De nieuwe gedragscode gaat uit van een verbod op klepelen, maar kent een aantal uitzonderingen. Wij steunen de wens van de waterschappen voor deze uitzonderingen, bijvoorbeeld omdat het veiliger is, of omdat er geen goed technisch alternatief is. Voor nieuwe machines zijn flinke investeringen nodig en de nieuwe technieken vergen meer maatwerk: het werk wordt dus tijdrovender en duurder. Een ander aspect is dat de uitvoerder in het werkgebied onderzoek moet doen naar de voorkomende soorten, om daar het beheerplan op af te stemmen. Deze kennis is niet bij elk bedrijf aanwezig en zal via opleidingen of inhuur moeten worden verworven. Sommige opdrachtgevers kiezen ervoor om ecologisch beheer te borgen door het bedrijfscertificaat Kleurkeur voor te schrijven. Daar staat Cumela niet achter. Volgens ons kan dit prima – en goedkoper – via standaard bestekken worden geregeld.’
Gezond boerenverstand
Cor Pierik, Tweede Kamerlid BBB
‘Wij vinden de klepelmaaier een nuttige en breed inzetbare machine, die jaarrond – ook bij slecht weer in het stormseizoen – kan worden gebruikt voor onderhoud aan kwetsbare dijken en steile taluds.

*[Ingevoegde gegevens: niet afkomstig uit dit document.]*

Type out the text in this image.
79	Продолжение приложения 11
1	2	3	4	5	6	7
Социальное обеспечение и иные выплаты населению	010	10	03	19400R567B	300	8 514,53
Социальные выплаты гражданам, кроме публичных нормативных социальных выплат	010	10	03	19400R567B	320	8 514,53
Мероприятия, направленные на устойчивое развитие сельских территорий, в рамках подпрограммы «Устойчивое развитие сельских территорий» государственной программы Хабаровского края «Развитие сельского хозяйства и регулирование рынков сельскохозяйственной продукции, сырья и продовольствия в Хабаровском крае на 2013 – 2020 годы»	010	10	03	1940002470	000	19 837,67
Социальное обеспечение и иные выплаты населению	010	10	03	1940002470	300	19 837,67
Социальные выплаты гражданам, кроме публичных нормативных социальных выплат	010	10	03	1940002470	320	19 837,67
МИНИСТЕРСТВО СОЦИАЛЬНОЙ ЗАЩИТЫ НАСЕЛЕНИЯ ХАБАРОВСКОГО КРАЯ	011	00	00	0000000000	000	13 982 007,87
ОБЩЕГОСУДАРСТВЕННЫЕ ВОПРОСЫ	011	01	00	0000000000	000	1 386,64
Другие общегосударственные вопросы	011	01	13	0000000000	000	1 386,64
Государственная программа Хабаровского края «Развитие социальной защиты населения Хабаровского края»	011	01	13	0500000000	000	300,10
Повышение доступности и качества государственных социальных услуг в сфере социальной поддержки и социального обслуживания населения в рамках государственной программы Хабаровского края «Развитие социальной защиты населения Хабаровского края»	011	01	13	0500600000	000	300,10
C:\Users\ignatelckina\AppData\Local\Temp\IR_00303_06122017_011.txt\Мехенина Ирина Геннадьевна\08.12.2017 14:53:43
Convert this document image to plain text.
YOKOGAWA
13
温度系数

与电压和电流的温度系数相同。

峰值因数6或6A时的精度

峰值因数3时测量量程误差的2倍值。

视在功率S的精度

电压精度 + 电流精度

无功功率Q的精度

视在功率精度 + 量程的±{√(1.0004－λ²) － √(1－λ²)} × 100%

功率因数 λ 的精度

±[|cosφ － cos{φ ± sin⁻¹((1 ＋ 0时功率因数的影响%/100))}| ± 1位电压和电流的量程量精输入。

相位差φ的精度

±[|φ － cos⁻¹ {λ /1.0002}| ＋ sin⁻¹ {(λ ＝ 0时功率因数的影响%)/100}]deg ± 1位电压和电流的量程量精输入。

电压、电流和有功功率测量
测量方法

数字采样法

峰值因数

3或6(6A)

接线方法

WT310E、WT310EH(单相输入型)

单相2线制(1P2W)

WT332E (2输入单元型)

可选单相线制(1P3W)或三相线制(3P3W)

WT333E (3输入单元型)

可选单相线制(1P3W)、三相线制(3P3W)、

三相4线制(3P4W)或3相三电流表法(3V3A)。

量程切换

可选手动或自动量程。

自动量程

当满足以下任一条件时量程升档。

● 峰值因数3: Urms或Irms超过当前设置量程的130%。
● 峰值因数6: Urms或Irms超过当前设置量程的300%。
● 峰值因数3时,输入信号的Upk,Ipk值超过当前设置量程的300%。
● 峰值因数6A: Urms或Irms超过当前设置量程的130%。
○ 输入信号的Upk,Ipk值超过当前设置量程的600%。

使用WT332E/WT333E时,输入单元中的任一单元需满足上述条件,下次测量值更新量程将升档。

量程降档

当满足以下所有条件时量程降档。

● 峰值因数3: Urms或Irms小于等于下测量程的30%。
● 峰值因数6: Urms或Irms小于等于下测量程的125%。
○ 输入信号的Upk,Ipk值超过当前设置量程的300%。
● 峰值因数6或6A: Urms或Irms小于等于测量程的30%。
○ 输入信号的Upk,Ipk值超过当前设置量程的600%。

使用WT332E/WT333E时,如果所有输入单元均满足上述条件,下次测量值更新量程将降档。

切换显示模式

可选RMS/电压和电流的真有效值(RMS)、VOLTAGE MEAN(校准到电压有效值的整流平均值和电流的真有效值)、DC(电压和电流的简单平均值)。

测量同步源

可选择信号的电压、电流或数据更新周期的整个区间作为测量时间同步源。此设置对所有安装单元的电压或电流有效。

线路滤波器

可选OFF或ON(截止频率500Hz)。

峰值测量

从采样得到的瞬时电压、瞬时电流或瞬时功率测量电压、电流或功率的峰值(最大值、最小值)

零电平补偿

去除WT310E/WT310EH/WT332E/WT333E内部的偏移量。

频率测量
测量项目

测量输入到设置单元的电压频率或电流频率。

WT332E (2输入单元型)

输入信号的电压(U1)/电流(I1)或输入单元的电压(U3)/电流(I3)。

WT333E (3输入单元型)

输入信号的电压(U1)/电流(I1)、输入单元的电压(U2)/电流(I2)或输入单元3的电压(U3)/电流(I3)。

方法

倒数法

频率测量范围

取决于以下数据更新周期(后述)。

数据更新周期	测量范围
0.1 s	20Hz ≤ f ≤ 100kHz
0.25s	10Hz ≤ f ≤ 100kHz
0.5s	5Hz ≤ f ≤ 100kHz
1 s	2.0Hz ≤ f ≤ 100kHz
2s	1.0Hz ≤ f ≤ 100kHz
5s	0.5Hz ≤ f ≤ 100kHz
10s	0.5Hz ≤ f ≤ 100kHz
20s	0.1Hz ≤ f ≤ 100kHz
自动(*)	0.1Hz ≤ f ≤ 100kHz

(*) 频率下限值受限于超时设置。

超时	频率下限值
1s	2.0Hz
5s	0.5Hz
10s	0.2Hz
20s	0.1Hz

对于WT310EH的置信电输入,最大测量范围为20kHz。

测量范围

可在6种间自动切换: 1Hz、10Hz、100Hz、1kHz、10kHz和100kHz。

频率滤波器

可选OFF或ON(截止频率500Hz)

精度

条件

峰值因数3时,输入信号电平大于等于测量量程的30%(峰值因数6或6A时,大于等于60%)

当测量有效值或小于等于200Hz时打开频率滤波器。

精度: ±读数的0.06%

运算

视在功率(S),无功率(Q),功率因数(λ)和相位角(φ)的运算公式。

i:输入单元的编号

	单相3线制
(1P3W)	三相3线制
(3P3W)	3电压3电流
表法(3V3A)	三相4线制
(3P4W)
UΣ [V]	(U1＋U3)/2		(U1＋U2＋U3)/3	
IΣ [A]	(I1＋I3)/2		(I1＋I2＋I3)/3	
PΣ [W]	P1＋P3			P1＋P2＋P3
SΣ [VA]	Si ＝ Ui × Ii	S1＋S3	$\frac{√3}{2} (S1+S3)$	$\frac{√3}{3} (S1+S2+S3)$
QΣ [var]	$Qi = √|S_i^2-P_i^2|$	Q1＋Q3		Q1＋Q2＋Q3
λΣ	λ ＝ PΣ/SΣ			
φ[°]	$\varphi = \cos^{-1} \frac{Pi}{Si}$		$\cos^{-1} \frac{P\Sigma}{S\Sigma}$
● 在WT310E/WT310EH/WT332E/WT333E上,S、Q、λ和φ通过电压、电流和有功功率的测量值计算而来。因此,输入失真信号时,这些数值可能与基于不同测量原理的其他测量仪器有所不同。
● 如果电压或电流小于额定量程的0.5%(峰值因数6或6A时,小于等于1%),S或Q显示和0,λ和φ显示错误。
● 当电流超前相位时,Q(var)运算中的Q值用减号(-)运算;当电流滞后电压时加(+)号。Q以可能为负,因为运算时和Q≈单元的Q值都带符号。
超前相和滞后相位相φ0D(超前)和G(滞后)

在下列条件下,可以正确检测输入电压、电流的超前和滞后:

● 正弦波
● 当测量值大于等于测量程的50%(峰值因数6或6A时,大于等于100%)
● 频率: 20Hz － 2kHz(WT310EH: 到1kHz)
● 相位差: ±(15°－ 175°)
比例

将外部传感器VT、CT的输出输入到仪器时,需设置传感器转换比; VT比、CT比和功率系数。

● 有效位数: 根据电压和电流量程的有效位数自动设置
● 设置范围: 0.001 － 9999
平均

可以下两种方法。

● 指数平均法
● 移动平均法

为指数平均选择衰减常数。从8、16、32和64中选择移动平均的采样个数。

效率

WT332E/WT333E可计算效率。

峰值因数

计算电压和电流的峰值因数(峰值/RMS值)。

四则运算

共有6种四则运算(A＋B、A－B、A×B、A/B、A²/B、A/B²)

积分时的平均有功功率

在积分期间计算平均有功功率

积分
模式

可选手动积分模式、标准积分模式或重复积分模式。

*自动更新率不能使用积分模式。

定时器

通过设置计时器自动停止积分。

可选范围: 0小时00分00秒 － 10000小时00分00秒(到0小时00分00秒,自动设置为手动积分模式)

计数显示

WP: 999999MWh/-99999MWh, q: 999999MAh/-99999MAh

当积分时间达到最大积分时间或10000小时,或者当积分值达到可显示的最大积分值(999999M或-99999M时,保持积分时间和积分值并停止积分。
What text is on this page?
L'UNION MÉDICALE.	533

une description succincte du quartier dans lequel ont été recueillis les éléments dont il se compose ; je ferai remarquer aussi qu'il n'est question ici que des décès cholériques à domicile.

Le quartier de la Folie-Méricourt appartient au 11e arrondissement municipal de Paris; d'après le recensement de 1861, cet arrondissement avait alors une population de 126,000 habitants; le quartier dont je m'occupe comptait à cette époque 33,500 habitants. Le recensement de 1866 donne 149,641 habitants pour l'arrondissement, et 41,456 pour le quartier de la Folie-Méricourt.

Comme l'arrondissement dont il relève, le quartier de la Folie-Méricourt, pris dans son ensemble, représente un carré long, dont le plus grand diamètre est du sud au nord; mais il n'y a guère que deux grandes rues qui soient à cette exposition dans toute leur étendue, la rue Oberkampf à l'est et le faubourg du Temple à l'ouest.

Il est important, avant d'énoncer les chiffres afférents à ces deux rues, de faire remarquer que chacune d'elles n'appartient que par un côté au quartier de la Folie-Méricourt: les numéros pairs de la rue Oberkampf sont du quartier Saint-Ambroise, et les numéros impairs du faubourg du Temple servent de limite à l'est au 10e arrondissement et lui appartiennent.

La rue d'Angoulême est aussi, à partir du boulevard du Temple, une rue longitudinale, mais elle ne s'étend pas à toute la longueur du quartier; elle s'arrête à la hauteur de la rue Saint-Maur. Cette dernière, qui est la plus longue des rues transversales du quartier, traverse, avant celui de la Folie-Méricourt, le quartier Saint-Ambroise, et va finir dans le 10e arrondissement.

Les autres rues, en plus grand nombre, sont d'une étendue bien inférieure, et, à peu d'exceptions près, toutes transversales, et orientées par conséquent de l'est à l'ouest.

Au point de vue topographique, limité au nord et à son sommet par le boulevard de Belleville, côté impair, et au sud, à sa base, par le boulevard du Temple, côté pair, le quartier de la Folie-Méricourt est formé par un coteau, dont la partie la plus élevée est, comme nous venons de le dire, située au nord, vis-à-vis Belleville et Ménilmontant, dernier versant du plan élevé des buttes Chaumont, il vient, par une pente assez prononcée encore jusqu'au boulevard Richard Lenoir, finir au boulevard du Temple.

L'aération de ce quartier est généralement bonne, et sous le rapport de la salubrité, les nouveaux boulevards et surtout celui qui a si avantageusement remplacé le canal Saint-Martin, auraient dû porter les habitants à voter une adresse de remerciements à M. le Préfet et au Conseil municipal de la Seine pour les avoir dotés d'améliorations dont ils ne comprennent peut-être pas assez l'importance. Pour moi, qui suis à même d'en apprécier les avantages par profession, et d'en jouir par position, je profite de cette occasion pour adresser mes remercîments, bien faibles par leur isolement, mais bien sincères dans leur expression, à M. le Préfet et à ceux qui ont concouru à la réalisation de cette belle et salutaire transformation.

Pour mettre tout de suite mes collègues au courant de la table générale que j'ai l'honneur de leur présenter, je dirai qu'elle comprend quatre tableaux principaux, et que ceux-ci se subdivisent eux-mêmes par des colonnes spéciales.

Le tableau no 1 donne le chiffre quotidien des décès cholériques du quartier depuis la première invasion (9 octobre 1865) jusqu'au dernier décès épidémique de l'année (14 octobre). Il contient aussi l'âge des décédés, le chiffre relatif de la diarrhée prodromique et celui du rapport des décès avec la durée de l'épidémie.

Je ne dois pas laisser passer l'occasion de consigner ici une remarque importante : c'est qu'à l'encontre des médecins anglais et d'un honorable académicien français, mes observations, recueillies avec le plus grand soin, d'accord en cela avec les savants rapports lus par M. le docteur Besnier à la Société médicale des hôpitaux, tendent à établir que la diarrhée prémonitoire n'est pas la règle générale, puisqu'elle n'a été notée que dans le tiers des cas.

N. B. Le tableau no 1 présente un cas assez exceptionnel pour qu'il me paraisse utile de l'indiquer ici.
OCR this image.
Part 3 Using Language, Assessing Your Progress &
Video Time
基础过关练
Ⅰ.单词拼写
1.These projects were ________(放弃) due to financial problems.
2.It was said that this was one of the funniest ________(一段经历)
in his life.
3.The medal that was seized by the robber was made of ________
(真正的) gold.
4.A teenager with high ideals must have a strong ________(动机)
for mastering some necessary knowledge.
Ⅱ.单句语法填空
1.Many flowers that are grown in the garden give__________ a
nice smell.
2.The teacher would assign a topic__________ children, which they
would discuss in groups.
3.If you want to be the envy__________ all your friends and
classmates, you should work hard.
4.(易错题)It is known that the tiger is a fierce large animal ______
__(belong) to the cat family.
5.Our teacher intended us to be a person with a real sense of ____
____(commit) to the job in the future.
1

Adequaat dijkbeheer en het vitaal houden van de dijklichamen is van groot belang voor de waterveiligheid van Nederland én voor de biodiversiteit. Juist ook als je extensiever beheer nastreeft, is de klepelmaaier een geschikte maaimachine. Doordat je later in het jaar kunt maaien, kun je kwetsbare stroken na de zomer langer met rust laten, wat de flora en fauna ten goede komt.
De positieve gevolgen van extensief beheer op het gebied van maaien en baggeren moeten worden meegenomen in de nieuwe gedragscode Bestendig Beheer & Onderhoud die het ministerie van LVVN en RVO momenteel opstellen. Wij vinden het belangrijk dat de kennis en ervaring uit de praktijk meeweegt in de besluitvorming. Nu lijkt het erop dat de theoretische boekenkennis in Den Haag de boventoon voert. Een brede blik, wat meer realisme en een dosis gezond boerenverstand zou deze gedragscode een stuk werkbaarder maken voor alle betrokkenen.’